Recasting the tests to use the new protocol fixes each of them. Zero problems found other than calling correctly nothing inside Forth object. One test is still failing:

    def test_syntax_error(self):
        f = Forth()
        s = '; SQUARE DUP + ;'
        with pytest.raises(SyntaxError) as e:
            f.compile(s)
        assert (str(e.value) ==
                'Syntax error: "; SQUARE DUP + ;". Missing : or ;?')

This is a syntax error with ; before colon. We need to improve that handler:

    case ';':
        key, definition_name = self.compile_stack.pop()
        if key != ':':
            raise SyntaxError(f'Syntax error: ; without :')
        word = SecondaryWord(definition_name, word_list[:])
        self.lexicon.append(word)
        word_list.clear()

We enter with the compile stack empty. Better check that.

    case ';':
        if self.compile_stack.is_empty():
            raise SyntaxError(f'Syntax error: ; without :')
        key, definition_name = self.compile_stack.pop()
        if key != ':':
            raise SyntaxError(f'Syntax error: ; without :')
        word = SecondaryWord(definition_name, word_list[:])
        self.lexicon.append(word)
        word_list.clear()

Change the test to expect that message, and we are green.

I did remove that long invasive test of the colon and semicolon, since they are well tested by the other tests and the scaffolding one would have needed revision to deal with the token list instead of the word iterator. The whole team agreed with removing it.

Commit: New compile includes execute, passing all tests.

We’ll stop here. I am three(!) hours in. This was a bit tedious and I am tried. It was stressful, more than I’d like, because the necessary changes broke so many tests. Even though they were all easy to fix up, I can feel in my next that I was stressing. Or maybe just had bad posture: my eyes are a blit blurry this morning.

Anyway we’ll have a nice reflective summary now, if you please.

Summary

My basic plan held water! I am pleased. It’s doing what it needs to do!

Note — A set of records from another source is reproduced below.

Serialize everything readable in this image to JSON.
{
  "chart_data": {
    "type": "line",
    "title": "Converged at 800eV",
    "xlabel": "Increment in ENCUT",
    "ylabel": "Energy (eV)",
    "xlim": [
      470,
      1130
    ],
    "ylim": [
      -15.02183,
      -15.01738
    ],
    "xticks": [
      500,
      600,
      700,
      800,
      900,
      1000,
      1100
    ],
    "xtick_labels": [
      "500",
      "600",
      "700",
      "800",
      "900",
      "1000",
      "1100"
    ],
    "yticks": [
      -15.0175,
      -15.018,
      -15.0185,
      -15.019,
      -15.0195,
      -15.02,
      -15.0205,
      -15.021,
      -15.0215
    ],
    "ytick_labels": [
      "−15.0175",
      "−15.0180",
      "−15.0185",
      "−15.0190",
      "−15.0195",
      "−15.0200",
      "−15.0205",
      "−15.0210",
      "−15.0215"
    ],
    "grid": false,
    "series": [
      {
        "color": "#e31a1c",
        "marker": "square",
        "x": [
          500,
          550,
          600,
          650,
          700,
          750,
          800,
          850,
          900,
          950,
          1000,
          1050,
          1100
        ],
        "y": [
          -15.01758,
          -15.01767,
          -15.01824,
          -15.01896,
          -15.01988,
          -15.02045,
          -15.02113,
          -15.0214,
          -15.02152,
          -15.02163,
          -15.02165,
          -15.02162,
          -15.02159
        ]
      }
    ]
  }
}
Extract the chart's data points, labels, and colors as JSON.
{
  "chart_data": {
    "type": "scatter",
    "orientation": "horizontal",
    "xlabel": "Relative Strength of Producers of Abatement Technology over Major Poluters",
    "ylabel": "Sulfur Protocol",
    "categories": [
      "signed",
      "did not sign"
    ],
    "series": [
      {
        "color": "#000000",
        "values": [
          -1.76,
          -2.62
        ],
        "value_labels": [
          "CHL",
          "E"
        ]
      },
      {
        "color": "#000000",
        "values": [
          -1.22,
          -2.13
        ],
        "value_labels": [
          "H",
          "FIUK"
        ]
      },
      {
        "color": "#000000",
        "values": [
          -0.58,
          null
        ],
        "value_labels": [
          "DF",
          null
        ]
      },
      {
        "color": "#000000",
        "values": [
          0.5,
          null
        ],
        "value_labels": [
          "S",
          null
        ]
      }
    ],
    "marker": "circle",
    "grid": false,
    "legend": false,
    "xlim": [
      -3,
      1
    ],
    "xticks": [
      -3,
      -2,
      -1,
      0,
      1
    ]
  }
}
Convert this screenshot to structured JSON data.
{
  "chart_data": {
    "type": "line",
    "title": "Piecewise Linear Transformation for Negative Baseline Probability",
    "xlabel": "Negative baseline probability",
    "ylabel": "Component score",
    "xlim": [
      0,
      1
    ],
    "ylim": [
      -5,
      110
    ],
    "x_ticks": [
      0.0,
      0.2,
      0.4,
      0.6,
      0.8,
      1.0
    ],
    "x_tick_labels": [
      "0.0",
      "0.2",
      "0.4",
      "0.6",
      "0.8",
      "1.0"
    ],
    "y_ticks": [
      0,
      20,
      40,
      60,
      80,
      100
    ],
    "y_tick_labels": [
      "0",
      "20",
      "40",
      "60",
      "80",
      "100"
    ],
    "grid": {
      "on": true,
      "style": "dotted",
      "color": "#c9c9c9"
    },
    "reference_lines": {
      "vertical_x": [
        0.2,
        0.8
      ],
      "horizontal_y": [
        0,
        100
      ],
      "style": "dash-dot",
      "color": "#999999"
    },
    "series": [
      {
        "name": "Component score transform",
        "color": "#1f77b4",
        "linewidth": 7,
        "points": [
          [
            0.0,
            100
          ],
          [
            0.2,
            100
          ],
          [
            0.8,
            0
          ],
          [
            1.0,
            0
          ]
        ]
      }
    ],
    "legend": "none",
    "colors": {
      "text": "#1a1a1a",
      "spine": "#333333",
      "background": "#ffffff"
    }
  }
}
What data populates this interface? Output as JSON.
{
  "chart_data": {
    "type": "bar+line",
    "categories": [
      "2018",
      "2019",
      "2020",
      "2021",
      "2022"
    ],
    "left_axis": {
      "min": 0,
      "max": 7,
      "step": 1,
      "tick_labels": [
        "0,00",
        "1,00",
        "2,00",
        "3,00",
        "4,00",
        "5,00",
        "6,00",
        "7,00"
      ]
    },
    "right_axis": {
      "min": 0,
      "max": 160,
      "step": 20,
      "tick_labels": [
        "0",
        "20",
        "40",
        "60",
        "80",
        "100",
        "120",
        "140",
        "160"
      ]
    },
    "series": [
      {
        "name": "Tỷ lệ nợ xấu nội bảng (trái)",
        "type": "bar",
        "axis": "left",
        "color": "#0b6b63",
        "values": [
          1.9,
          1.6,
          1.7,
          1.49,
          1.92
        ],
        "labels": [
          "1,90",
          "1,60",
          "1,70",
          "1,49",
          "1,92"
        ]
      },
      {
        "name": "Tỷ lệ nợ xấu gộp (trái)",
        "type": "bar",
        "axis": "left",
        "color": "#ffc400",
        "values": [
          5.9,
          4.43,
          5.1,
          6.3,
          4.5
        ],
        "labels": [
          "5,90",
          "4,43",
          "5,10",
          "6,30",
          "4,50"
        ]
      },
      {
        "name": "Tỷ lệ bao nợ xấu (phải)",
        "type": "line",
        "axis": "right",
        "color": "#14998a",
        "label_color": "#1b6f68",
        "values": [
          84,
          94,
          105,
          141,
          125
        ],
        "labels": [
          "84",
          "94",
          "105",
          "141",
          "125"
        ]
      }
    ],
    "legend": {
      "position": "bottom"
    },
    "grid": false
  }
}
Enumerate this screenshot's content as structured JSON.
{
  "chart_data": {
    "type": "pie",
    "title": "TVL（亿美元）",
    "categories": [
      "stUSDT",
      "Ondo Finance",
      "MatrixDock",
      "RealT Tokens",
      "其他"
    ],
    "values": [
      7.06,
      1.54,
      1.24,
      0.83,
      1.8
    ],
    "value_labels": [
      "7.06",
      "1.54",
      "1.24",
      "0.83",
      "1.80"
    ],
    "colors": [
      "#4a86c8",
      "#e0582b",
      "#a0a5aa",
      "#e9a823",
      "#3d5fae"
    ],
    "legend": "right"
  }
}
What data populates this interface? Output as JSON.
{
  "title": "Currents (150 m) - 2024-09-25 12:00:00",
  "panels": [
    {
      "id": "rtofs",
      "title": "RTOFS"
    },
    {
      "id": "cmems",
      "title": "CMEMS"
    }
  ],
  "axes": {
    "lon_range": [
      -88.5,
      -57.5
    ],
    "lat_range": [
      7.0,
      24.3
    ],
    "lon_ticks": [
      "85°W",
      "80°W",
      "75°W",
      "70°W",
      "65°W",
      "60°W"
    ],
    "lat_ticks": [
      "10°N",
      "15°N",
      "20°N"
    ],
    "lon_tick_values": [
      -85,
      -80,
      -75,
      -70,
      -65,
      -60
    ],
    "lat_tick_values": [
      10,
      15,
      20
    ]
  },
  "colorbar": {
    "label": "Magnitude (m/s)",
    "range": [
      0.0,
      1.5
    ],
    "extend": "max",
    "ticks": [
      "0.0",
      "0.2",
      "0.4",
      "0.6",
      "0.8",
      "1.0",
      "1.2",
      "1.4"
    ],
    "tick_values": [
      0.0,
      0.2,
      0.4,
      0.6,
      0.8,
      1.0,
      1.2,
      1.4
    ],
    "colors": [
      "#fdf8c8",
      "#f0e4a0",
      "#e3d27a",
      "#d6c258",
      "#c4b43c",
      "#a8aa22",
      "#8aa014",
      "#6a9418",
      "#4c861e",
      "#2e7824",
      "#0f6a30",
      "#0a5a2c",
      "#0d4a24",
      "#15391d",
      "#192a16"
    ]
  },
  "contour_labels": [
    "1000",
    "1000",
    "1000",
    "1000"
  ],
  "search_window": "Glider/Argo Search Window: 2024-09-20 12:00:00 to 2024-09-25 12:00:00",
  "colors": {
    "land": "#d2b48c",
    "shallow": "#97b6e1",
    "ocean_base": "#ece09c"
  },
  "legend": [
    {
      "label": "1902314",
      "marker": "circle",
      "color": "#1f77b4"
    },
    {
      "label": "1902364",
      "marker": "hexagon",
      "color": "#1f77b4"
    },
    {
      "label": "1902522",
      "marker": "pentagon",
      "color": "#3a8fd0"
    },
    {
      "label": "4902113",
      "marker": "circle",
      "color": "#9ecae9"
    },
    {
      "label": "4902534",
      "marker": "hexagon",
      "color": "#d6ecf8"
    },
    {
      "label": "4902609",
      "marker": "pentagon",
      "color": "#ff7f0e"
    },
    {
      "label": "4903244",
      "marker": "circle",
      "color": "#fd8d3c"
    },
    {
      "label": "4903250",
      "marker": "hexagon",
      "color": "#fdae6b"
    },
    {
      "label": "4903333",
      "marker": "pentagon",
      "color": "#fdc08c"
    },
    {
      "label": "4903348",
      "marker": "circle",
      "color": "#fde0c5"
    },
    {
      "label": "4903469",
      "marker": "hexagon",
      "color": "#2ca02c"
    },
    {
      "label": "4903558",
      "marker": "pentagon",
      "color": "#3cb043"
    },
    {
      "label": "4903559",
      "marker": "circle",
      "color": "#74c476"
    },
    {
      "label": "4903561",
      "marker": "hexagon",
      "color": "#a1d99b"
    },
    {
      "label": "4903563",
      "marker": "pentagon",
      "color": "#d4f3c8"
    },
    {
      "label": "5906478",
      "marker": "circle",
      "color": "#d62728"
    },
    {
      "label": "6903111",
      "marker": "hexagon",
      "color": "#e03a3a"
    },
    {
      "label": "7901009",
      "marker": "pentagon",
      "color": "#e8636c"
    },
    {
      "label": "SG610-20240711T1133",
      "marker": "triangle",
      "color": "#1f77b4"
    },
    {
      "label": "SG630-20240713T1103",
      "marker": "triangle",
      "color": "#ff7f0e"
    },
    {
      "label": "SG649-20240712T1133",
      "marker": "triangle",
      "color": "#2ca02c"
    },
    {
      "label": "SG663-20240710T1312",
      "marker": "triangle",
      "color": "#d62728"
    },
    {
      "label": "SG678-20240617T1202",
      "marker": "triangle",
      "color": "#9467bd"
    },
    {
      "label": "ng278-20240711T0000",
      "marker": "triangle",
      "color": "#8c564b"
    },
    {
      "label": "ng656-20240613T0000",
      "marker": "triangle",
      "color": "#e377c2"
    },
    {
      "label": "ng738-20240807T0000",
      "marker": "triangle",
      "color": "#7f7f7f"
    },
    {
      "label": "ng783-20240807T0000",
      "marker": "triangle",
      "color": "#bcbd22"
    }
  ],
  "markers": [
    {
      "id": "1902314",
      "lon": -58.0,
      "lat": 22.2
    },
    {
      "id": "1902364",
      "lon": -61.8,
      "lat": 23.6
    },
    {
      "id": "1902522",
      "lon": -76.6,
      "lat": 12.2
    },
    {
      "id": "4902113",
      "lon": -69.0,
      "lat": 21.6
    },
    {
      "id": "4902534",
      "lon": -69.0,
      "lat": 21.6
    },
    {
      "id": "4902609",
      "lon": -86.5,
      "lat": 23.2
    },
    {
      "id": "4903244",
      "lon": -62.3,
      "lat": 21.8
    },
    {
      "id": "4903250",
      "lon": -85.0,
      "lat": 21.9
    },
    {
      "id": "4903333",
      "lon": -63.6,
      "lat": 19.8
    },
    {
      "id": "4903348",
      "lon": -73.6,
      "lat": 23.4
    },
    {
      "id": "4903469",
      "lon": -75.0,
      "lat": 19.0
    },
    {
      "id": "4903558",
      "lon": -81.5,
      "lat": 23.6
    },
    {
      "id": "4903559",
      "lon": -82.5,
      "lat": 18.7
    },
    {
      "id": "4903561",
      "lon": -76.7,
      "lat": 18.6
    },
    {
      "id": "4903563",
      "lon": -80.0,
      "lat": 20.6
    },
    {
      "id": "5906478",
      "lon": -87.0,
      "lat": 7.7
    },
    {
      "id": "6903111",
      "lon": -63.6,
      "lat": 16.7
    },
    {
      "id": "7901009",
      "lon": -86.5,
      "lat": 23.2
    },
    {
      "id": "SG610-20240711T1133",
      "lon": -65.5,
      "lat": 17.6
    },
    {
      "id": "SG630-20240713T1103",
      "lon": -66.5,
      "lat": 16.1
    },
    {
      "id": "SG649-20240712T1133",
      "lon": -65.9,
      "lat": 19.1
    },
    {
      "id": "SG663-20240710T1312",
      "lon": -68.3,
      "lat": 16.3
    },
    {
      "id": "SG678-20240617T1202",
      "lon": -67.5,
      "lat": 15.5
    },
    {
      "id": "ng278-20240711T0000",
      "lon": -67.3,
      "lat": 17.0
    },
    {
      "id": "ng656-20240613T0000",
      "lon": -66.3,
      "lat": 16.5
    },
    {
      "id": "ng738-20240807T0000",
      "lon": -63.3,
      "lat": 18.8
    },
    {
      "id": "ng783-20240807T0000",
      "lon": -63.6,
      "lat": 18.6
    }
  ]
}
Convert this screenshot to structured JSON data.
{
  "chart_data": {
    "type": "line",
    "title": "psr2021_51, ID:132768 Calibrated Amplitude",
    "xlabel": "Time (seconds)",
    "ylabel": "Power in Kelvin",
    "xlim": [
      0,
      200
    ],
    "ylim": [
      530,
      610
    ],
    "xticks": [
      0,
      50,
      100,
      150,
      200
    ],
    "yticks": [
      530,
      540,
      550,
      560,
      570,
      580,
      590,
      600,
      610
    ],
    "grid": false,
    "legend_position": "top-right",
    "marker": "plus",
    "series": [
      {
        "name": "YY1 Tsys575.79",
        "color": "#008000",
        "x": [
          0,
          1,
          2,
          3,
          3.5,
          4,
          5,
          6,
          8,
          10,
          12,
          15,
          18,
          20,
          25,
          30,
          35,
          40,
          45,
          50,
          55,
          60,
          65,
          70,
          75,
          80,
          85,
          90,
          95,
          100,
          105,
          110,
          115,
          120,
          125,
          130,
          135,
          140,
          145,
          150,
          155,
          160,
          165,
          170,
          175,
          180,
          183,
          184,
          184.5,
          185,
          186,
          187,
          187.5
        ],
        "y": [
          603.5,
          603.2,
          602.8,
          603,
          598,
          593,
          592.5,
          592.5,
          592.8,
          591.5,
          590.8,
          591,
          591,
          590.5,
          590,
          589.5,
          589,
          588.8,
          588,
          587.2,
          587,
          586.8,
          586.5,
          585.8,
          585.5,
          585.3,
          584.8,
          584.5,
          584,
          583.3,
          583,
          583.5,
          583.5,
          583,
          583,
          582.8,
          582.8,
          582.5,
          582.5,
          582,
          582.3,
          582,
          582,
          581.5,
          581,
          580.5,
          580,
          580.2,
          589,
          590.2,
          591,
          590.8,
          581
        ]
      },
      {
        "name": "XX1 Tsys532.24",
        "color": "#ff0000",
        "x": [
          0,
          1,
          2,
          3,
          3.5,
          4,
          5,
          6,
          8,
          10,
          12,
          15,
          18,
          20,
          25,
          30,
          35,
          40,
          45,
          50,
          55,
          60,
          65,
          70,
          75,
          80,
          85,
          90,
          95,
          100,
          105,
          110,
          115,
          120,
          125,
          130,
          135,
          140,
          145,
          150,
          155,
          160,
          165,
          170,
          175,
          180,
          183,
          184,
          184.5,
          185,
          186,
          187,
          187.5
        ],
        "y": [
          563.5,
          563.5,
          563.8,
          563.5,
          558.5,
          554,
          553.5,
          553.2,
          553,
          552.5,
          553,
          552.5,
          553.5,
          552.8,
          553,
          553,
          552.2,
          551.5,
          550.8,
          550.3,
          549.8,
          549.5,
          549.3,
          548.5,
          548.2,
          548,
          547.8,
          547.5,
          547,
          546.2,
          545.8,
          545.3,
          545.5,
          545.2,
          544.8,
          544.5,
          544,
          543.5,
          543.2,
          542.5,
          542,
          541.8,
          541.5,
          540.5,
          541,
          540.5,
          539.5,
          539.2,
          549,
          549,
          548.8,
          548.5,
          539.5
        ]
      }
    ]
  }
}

We have a bug / feature request: Deal properly with redefining the same word in the same session. Forth’s “real” behavior is that you can redefine a word, and the old users get the old code and anyone using the word after the redefinition gets the new one. Should be easy enough. We’ll also look at Forth’s FORGET word when we deal with that. FORGET drops a word from the lexicon, and also any words defined after that word, whether they use the word we FORGET or not Caveat emptor, I guess.

I think it was wise to build and test the inside colon and semicolon handler first, because the tests gave us confidence that they were doing the right thing, so they weren’t part of our worries. That left the odd handling of the word list and token list, which did take two tries to get right. Pardon, I should have said “two tries to get working”.

I am not going to claim that the current code is “right”. It works solidly, at least when fed legitimate Forth. But I am far fro convinced that it is well-factored and as clear as we would like it to be. It seems too complicated to me just now. And our newer words, ‘:’, ‘;’, ‘DO’ and ‘LOOP’ are not as nicely factored as the earlier words were … and the existing methods that those older ones use do not quite fit the newer ones.

So I think we have some refactoring to do between compile and compile_word_list, and refactoring to do inside compile_action_word, before we can be entirely proud of our work. It’s working, but the code is not righteous. Yet.

But making code better, that’s what we do. And what we will do, in our upcoming sessions. See you then!